JR: Breathe Paul, just breathe through it. In fact, toss me your keys, here’s mine. Ah yes, I remember this interface from my drive to Scotland and back in the ID.3, less said the better. The way it drives is fascinating – by and large there’s a mouse’s fart between this and ‘my’ Audi – but it does feel a fraction softer, waftier and pillowier (it’s a word if I say it’s a word). Got to say I prefer the slightly sharper steering and firmer ride in the Audi, because it’s not that firm at all. How you enjoying that upper-premium experience PH?
PH: As you say, there's so little to distinguish these two cars. Odd to think that this is the only Audi except an R8 RWD that's driven by the rear wheels alone. Not that you'd notice. Like the VW, the Q4 is a household appliance rather than a driver's car. Dynamic engagement has been wholly sucked out of the pair of them. But they're relaxing in town. Roomy and efficient too, so both of them have served us well for long trips with loads of people and clobber. Now, the money. The VW feels cheaper inside, and it is cheaper, whether you buy on sticker-price or finance. Is the Audi worth the extra? It thinks it's better; I don't think it is. Still, editor Jack is the boss, so I'll let him have the last word.

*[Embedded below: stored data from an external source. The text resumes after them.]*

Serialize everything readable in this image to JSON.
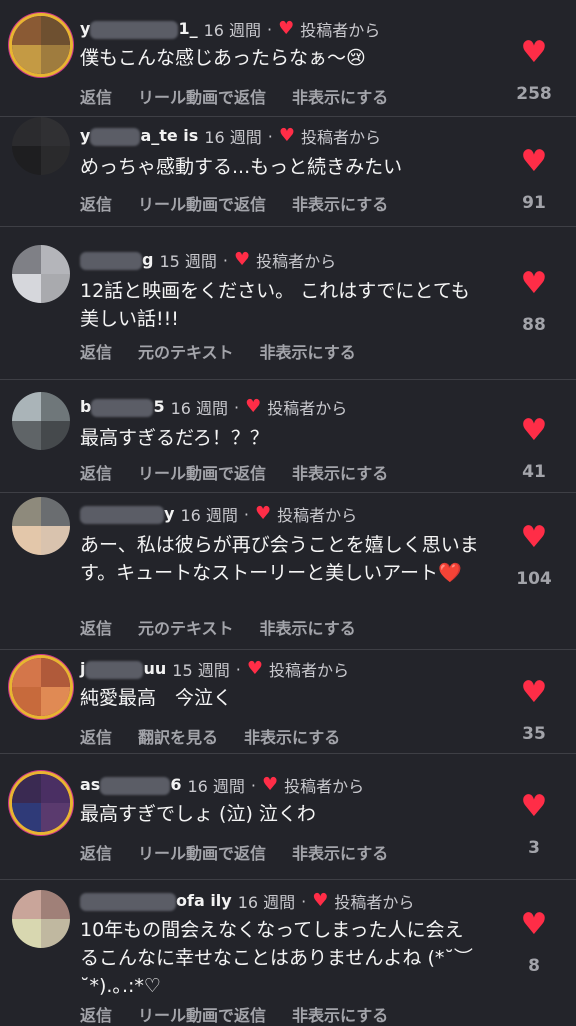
{
  "comments": [
    {
      "username_start": "y",
      "username_end": "1_",
      "time": "16 週間",
      "author_badge": "投稿者から",
      "text": "僕もこんな感じあったらなぁ〜😢",
      "actions": [
        "返信",
        "リール動画で返信",
        "非表示にする"
      ],
      "likes": "258",
      "avatar_colors": [
        "#8a5a34",
        "#6e5030",
        "#c49a44",
        "#9f7c3e"
      ],
      "story": true
    },
    {
      "username_start": "y",
      "username_end": "a_te  is",
      "time": "16 週間",
      "author_badge": "投稿者から",
      "text": "めっちゃ感動する...もっと続きみたい",
      "actions": [
        "返信",
        "リール動画で返信",
        "非表示にする"
      ],
      "likes": "91",
      "avatar_colors": [
        "#2b2b2e",
        "#303033",
        "#1e1e20",
        "#2a2a2c"
      ],
      "story": false
    },
    {
      "username_start": "",
      "username_end": "g",
      "time": "15 週間",
      "author_badge": "投稿者から",
      "text": "12話と映画をください。 これはすでにとても美しい話!!!",
      "actions": [
        "返信",
        "元のテキスト",
        "非表示にする"
      ],
      "likes": "88",
      "avatar_colors": [
        "#7f8086",
        "#b4b5ba",
        "#d6d7dc",
        "#a9aaae"
      ],
      "story": false
    },
    {
      "username_start": "b",
      "username_end": "5",
      "time": "16 週間",
      "author_badge": "投稿者から",
      "text": "最高すぎるだろ！？？",
      "actions": [
        "返信",
        "リール動画で返信",
        "非表示にする"
      ],
      "likes": "41",
      "avatar_colors": [
        "#aab4b8",
        "#6f777a",
        "#5f6467",
        "#45494c"
      ],
      "story": false
    },
    {
      "username_start": "",
      "username_end": "y",
      "time": "16 週間",
      "author_badge": "投稿者から",
      "text": "あー、私は彼らが再び会うことを嬉しく思います。キュートなストーリーと美しいアート❤️",
      "actions": [
        "返信",
        "元のテキスト",
        "非表示にする"
      ],
      "likes": "104",
      "avatar_colors": [
        "#8e8a7c",
        "#6a6d70",
        "#e3c7aa",
        "#d9c3ae"
      ],
      "story": false
    },
    {
      "username_start": "j",
      "username_end": "uu",
      "time": "15 週間",
      "author_badge": "投稿者から",
      "text": "純愛最高　今泣く",
      "actions": [
        "返信",
        "翻訳を見る",
        "非表示にする"
      ],
      "likes": "35",
      "avatar_colors": [
        "#d4764a",
        "#b05a3a",
        "#c76a3c",
        "#e08a54"
      ],
      "story": true
    },
    {
      "username_start": "as",
      "username_end": "6",
      "time": "16 週間",
      "author_badge": "投稿者から",
      "text": "最高すぎでしょ (泣) 泣くわ",
      "actions": [
        "返信",
        "リール動画で返信",
        "非表示にする"
      ],
      "likes": "3",
      "avatar_colors": [
        "#3a2a52",
        "#4a2f63",
        "#2f3a78",
        "#5a3a6e"
      ],
      "story": true
    },
    {
      "username_start": "",
      "username_end": "ofa  ily",
      "time": "16 週間",
      "author_badge": "投稿者から",
      "text": "10年もの間会えなくなってしまった人に会えるこんなに幸せなことはありませんよね (*˘︶˘*).｡.:*♡",
      "actions": [
        "返信",
        "リール動画で返信",
        "非表示にする"
      ],
      "likes": "8",
      "avatar_colors": [
        "#c9a59a",
        "#a08078",
        "#d8d7b0",
        "#c0b8a0"
      ],
      "story": false
    }
  ]
}
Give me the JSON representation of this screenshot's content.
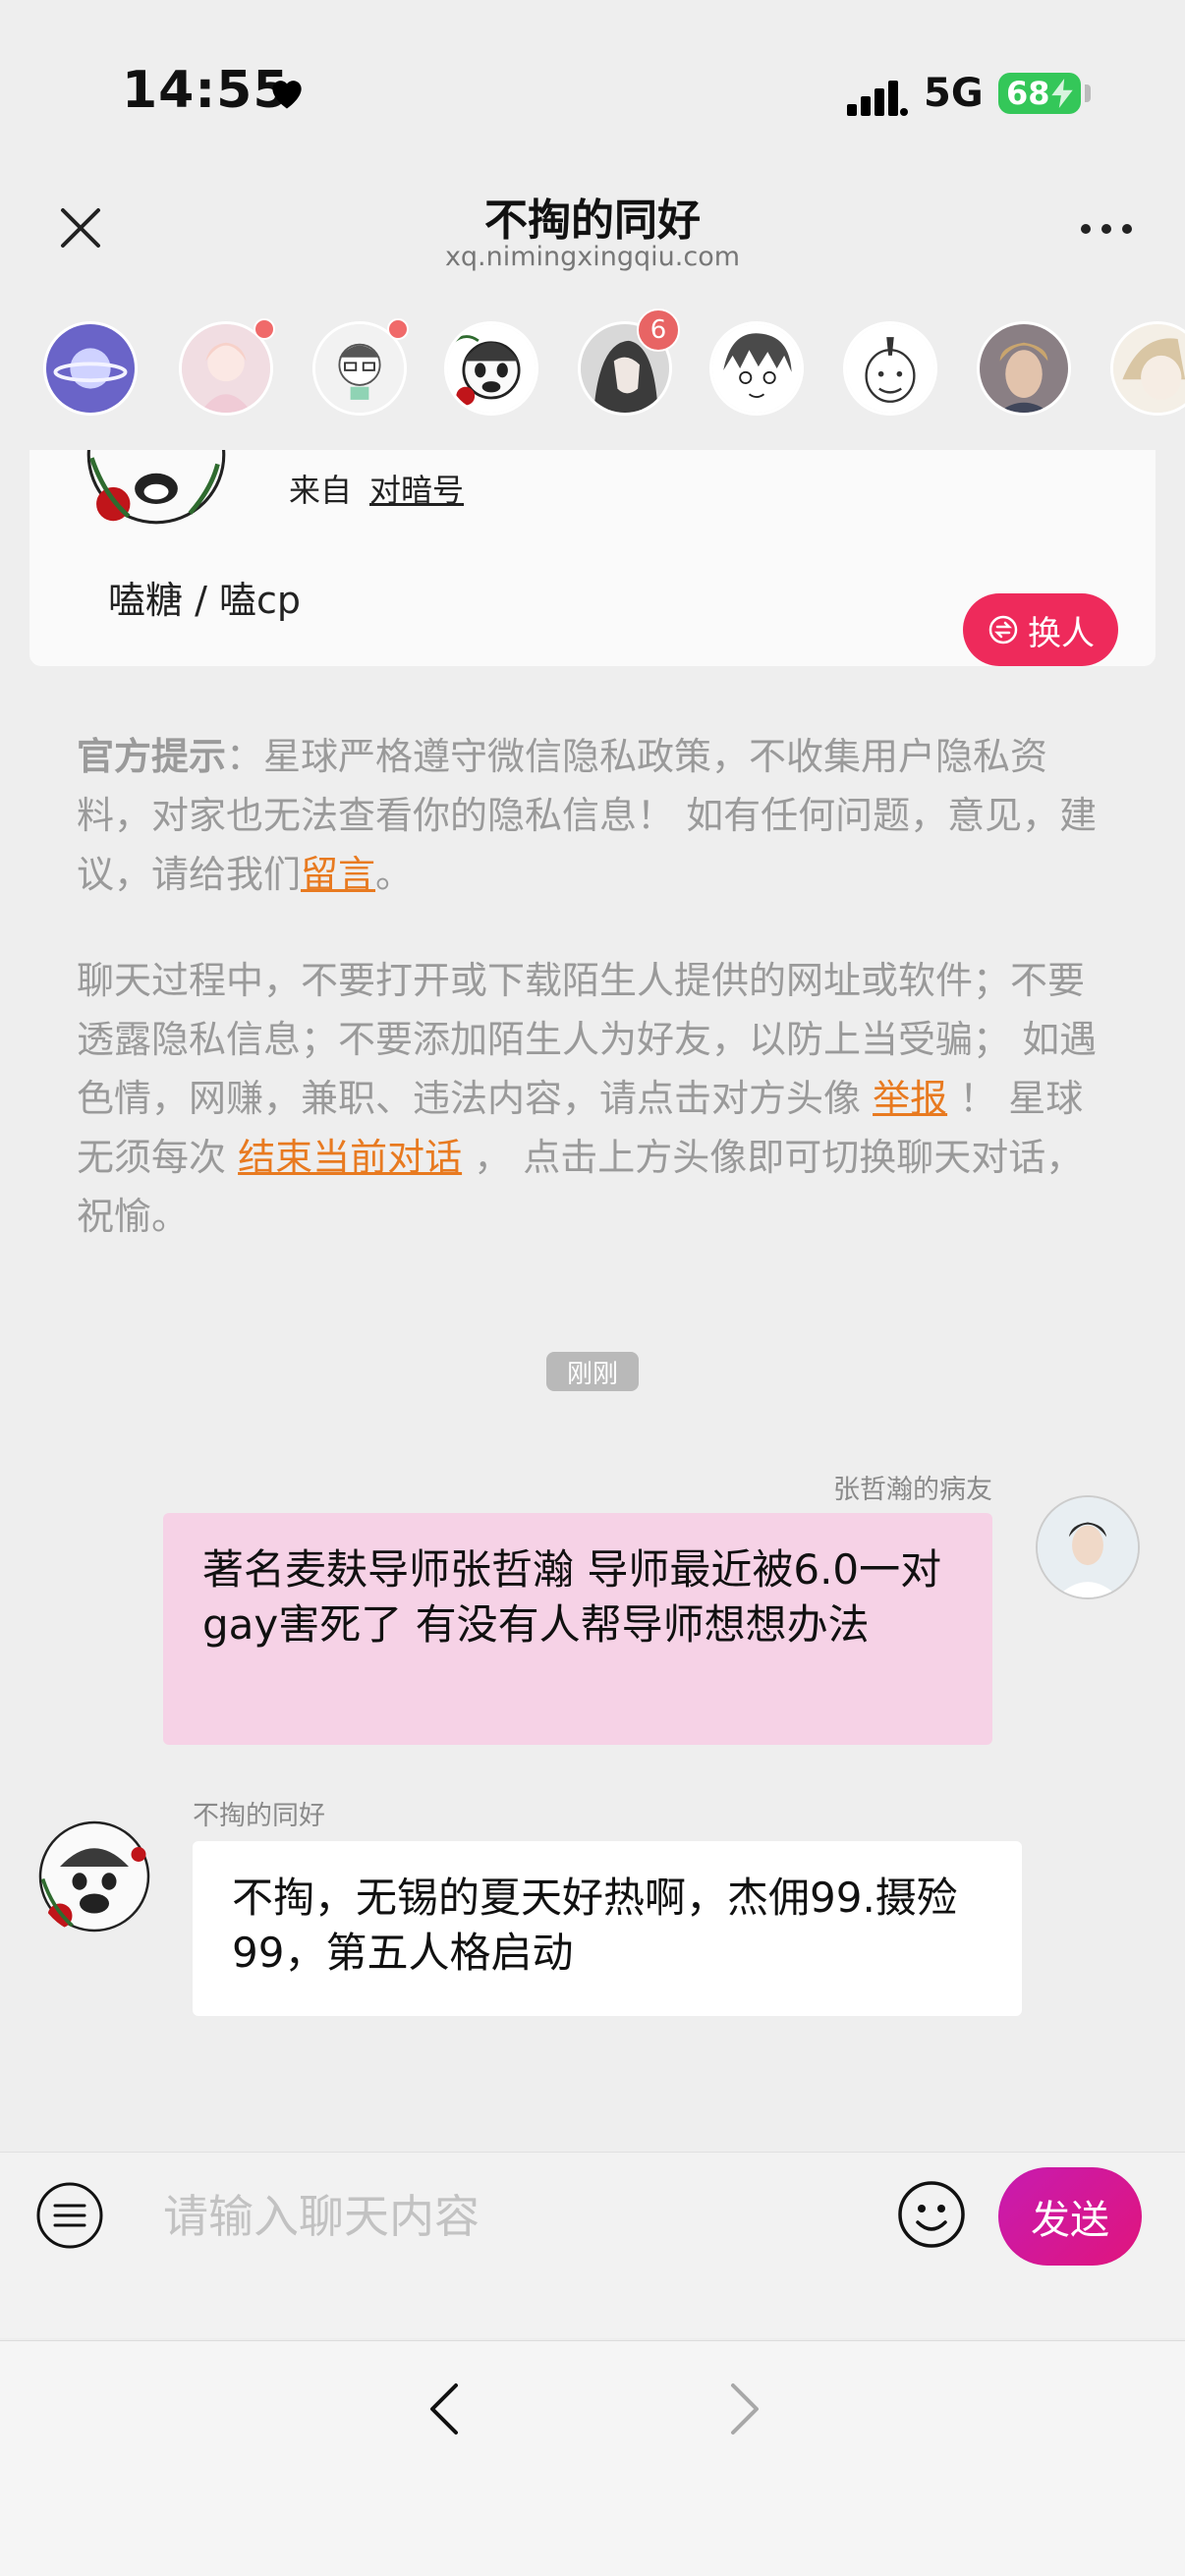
{
  "status_bar": {
    "time": "14:55",
    "network": "5G",
    "battery": "68"
  },
  "header": {
    "title": "不掏的同好",
    "subtitle": "xq.nimingxingqiu.com"
  },
  "avatars": [
    {
      "name": "planet-icon"
    },
    {
      "name": "girl",
      "unread_dot": true
    },
    {
      "name": "boy-glasses",
      "unread_dot": true
    },
    {
      "name": "manga-face-active"
    },
    {
      "name": "dark-hair",
      "badge": "6"
    },
    {
      "name": "anime-sketch"
    },
    {
      "name": "cartoon-man"
    },
    {
      "name": "blonde-man"
    },
    {
      "name": "partial"
    }
  ],
  "profile": {
    "from_label": "来自",
    "from_link": "对暗号",
    "interest": "嗑糖 / 嗑cp",
    "swap_label": "换人"
  },
  "notice1": {
    "bold": "官方提示",
    "text": "：星球严格遵守微信隐私政策，不收集用户隐私资料，对家也无法查看你的隐私信息！ 如有任何问题，意见，建议，请给我们",
    "link": "留言",
    "end": "。"
  },
  "notice2": {
    "part1": "聊天过程中，不要打开或下载陌生人提供的网址或软件；不要透露隐私信息；不要添加陌生人为好友，以防上当受骗； 如遇色情，网赚，兼职、违法内容，请点击对方头像 ",
    "report_link": "举报",
    "part2": " ！ 星球无须每次 ",
    "end_link": "结束当前对话",
    "part3": " ， 点击上方头像即可切换聊天对话，祝愉。"
  },
  "time_label": "刚刚",
  "messages": [
    {
      "sender": "张哲瀚的病友",
      "text": "著名麦麸导师张哲瀚 导师最近被6.0一对gay害死了 有没有人帮导师想想办法"
    },
    {
      "sender": "不掏的同好",
      "text": "不掏，无锡的夏天好热啊，杰佣99.摄殓99，第五人格启动"
    }
  ],
  "input": {
    "placeholder": "请输入聊天内容",
    "send_label": "发送"
  },
  "colors": {
    "accent": "#ee2a5b",
    "send": "#d01896",
    "link": "#e87a20",
    "outgoing_bubble": "#f6d2e6"
  }
}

JR: Bizarre isn’t it, how you find yourself championing your own longtermers over rivals, like by taking the keys for six months you’ve sworn to uphold their honour… which we haven’t. But I’m sticking to my guns here, I’d take the Audi every day of the week. For a fairly joyless couple of cars, it at least gives me illusions of grandeur. That’s what being editor is all about, isn’t it?